If the specific file-system's rotational delay value is nonzero, then n is the value of the cluster_maxcontig attribute, the value from device geometry, or the value of the maxcontig file-system attribute, whichever is smaller.

When to Tune

Increase the number of blocks combined for a cluster if your applications can use a large cluster size.

Use the newfs command to set the file-system rotational delay value and the value of the maxcontig attribute. Use the dbx command to set the value of the cluster_maxcontig attribute.

11.3.3.4 Defragmenting a File System

When a file consists of noncontiguous file extents, the file is considered fragmented. A very fragmented file decreases UFS read and write performance, because it requires more I/O operations to access the file.

When to Perform

Defragmenting a UFS file system improves file-system performance. However, it is a time-consuming process.

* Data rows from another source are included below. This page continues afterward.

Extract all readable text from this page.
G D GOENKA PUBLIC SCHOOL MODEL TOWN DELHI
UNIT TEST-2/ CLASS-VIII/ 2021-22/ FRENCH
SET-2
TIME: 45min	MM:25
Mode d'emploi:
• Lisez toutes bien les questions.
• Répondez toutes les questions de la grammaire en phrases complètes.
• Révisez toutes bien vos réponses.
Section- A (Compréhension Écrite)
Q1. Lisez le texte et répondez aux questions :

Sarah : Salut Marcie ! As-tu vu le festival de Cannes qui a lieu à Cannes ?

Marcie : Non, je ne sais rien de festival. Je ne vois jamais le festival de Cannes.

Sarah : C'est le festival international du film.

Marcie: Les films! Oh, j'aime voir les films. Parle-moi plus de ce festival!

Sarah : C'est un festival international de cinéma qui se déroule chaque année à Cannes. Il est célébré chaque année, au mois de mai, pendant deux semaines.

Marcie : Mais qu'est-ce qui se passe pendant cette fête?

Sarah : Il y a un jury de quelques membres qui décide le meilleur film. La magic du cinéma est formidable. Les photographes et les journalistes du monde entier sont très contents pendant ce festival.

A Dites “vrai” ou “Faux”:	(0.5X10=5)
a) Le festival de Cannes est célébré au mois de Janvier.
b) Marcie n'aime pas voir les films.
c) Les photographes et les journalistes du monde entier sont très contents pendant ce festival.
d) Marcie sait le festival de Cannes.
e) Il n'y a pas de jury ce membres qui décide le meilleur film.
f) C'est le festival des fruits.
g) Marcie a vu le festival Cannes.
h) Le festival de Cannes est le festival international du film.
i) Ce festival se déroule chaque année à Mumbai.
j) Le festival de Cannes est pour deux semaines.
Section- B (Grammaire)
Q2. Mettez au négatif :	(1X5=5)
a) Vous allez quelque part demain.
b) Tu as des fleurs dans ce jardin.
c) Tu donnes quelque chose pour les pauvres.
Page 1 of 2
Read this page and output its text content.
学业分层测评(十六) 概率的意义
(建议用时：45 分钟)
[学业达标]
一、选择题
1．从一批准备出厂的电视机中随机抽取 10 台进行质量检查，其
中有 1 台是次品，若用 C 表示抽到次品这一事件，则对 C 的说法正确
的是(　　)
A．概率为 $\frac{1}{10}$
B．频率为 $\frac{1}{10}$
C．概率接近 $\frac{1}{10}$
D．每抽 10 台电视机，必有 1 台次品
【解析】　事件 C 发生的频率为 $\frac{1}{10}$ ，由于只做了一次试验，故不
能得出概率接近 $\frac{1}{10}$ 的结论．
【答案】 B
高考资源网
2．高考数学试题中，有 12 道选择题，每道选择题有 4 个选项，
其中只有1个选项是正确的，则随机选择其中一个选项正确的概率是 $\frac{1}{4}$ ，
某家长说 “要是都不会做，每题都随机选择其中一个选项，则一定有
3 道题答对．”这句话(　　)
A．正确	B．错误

You can determine whether the files in a file system are fragmented by determining how effectively the system is clustering. You can do this by using the dbx print command to examine the ufs_clusterstats data structure. See Section 11.3.2.2 for information.

UFS block clustering is usually efficient. If the numbers from the UFS clustering kernel structures show that clustering is not effective, the files in the file system may be very fragmented.

Recommended Procedure

To defragment a UFS file system, follow these steps:

Back up the file system onto tape or another partition.

Create a new file system either on the same partition or a different partition.

Restore the file system.

See the System Administration manual for information about backing up and restoring data and creating UFS file systems.

11.4 Tuning NFS

The network file system (NFS) shares the Unified Buffer Cache (UBC) with the virtual memory subsystem and local file systems. NFS can put an extreme load on the network. Poor NFS performance is almost always a problem with the network infrastructure. Look for high counts of retransmitted messages on the NFS clients, network I/O errors, and routers that cannot maintain the load.

Lost packets on the network can severely degrade NFS performance. Lost packets can be caused by a congested server, the corruption of packets during transmission (which can be caused by bad electrical connections, noisy environments, or noisy Ethernet interfaces), and routers that abandon forwarding attempts too quickly.

For information about how to tune network file systems (NFS), see Chapter 5.